Vessel designers may make all sorts of restrictions on a vessel when they sell the plans to a builder or client. Frequently designers restrict the client to a single vessel or require royalties for additional vessels. Contractual restrictions, however, only bind the parties to the contract though the existence of such restrictions may form a basis for damages in a copyright action (i.e. if a non-party makes copyright infringing copies and then builds vessels - or a fourth party recipient of the copies does so, the designer may have a clearer claim for actual damages against the infringer); if' the design if protected by copyright at all.

Copyfraud

Copyfraud is the despicable process of claiming a right that one does not actually have, especially claiming that there is an enforceable copyright when there is not.
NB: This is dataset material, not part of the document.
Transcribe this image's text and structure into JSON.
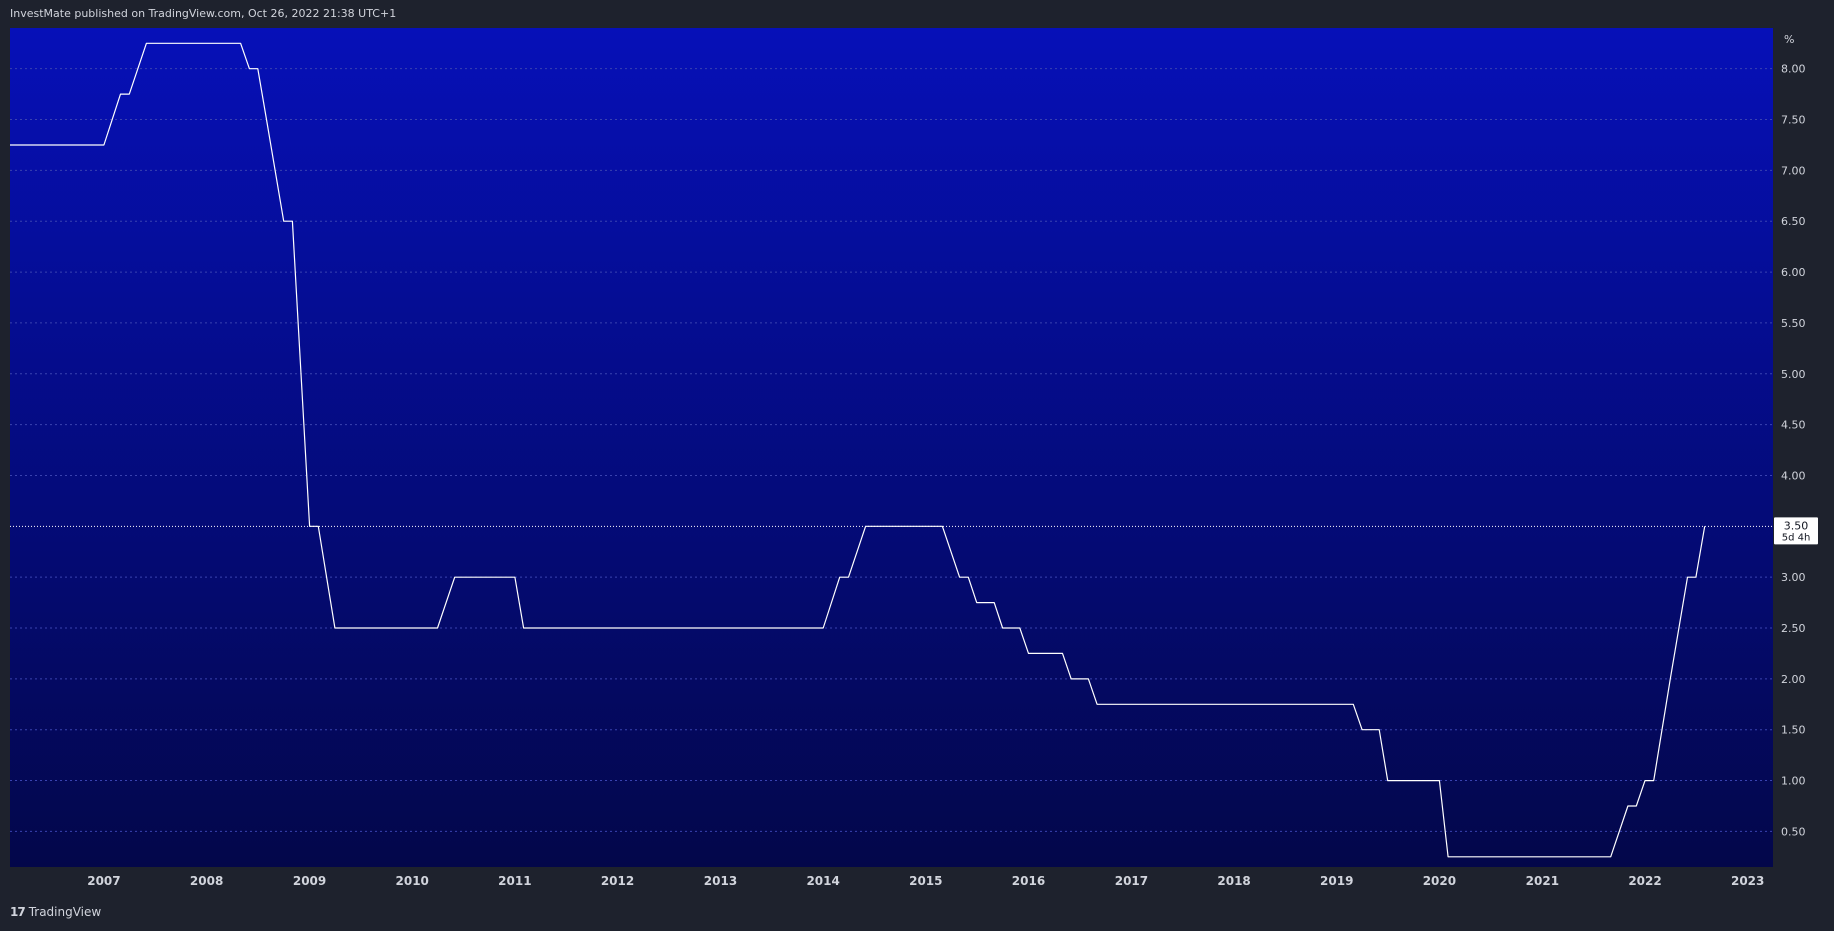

This is a prophylactic device used to deter violators by threats of criminal or civil prosecution.

  1. 17 U.S.C. 101 (defining "Pictorial, graphic and sculptural works" as "Such works shall include works of artistic craftsmanship insofar as their form but not their mechanical or utilitarian aspects are concerned; the design of a useful article, as defined in this section, shall be considered a pictorial, graphic, or sculptural work only if, and only to the extent that, such design incorporates pictorial, graphic, or sculptural features that can be identified separately from, and are capable of existing independently of, the utilitarian aspects of the article.")
  2. "Vessel Hull Design Protection Act of 1997 (H.R. 2696)", Statement of MaryBeth Peters, The Register of Copyrights, before the Subcommittee on Courts and Intellectual Property, Committee on the Judiciary, Oct. 23, 1997 ("It is a long-held view of the Office that a gap exists in legal protection for the designs of useful articles. Existing bodies of federal intellectual property law do not provide appropriate and practical coverage for such designs, while state law is largely preempted in this area. Consequently, while considerable investment and creativity may go into the creation of innovative designs, they often can be copied with impunity.").